O governador da Paraíba, Lucas Ribeiro, anunciou nesta sexta-feira, 1º, a decretação de calamidade pública em razão do volume excepcional de chuvas que atingiu o estado, o maior registrado nos últimos 30 anos. As fortes precipitações provocaram destruição de pontes, bloqueios em rodovias estaduais e deixaram várias comunidades sem acesso a serviços básicos.
Duas mortes foram confirmadas em Guarabira, onde as vítimas sofreram descargas elétricas em estruturas metálicas que estavam montadas para uma corrida de rua. A concessionária de energia local informou que uma conexão clandestina eletrificou a armação durante o temporal, resultando nas fatalidades.
Cidades como Alhandra e Pilar enfrentaram volumes históricos de precipitação, com 191 mm e 170 mm, respectivamente. Em resposta ao desastre, o Corpo de Bombeiros mobilizou equipes de João Pessoa para auxiliar no resgate de pessoas em áreas vulneráveis. Aproximadamente 60 militares estão envolvidos na retirada de famílias em risco e na distribuição de donativos, incluindo colchões e água potável.
Em João Pessoa, a inundação do Rio Gramame comprometeu a principal estação de tratamento de água, danificando o sistema elétrico e paralisando as bombas. Essa situação resultou em cortes no abastecimento que afetam diversos bairros da capital, além das cidades de Cabedelo e Conde.
O Departamento de Estradas de Rodagem interditou completamente três rodovias estaduais devido a danos estruturais. As rodovias PB-032, PB-054 e PB-066 sofreram rompimentos em acessos e pontes, levando o governo a criar um comitê de crise para monitorar os pontos críticos e trabalhar na liberação das vias assim que o nível das águas diminuir.

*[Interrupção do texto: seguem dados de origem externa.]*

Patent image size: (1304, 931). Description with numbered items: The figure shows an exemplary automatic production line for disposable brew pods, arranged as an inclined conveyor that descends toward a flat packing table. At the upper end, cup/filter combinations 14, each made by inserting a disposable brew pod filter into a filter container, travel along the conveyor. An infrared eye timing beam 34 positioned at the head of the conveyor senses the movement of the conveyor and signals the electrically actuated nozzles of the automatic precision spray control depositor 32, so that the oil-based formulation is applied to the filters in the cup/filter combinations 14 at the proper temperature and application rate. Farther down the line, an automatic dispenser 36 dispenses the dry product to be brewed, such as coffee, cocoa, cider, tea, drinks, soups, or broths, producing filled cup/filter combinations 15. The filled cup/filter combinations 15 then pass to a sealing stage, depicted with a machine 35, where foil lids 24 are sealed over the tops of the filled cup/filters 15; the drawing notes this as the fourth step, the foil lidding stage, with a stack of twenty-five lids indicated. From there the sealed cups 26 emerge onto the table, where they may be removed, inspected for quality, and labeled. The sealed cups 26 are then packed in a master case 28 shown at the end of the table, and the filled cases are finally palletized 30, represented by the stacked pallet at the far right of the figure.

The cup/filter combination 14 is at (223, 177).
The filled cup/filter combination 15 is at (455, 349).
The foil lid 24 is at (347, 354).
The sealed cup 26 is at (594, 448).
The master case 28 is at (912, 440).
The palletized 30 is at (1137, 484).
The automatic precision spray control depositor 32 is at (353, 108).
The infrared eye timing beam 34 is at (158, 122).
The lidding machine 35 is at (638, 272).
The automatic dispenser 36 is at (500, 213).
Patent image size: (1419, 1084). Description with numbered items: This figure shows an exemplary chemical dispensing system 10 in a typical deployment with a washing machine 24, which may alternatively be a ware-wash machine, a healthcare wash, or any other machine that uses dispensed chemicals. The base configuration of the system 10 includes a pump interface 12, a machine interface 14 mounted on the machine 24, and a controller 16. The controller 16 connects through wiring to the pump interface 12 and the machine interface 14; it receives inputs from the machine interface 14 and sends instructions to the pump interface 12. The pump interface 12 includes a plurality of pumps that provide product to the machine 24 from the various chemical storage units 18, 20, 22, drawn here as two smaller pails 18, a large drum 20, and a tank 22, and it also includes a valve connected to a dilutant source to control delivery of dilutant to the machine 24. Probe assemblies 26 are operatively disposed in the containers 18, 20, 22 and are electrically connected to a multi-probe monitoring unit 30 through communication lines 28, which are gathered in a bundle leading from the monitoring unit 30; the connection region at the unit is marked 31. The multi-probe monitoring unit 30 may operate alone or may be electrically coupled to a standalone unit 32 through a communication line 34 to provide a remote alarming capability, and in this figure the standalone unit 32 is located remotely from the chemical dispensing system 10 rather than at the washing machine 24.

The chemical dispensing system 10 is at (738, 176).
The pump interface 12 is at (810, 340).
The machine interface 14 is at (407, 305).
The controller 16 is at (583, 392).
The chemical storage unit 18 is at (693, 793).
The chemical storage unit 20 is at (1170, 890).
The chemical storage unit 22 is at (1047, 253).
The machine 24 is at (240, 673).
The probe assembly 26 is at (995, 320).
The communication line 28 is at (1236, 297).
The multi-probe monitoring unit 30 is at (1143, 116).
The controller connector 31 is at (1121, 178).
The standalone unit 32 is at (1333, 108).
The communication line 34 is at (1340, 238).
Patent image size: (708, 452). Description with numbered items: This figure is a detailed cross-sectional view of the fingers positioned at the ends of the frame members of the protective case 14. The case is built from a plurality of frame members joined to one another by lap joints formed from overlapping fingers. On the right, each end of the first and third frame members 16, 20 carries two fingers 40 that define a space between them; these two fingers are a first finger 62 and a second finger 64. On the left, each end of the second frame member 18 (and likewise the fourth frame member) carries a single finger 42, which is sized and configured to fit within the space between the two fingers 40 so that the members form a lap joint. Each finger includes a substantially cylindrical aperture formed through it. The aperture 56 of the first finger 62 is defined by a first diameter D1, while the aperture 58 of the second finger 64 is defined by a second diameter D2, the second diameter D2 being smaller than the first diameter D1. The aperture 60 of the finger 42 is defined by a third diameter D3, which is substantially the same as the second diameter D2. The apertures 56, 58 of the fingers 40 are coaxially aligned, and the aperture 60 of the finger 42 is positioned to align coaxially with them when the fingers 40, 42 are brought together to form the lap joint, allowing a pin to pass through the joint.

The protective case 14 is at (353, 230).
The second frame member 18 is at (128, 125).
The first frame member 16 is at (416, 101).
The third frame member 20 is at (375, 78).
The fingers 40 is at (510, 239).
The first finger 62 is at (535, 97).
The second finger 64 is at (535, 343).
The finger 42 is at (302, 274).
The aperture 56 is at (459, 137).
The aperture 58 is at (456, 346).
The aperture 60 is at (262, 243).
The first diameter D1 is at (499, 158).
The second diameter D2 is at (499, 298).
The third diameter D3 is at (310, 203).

A situação não se limita à Paraíba; o estado de Pernambuco também enfrenta consequências severas das chuvas, contabilizando quatro mortes e centenas de desabrigados na região metropolitana do Recife. O governo federal se comprometeu a oferecer apoio financeiro e técnico às prefeituras afetadas após diálogo entre o presidente Lula e autoridades locais.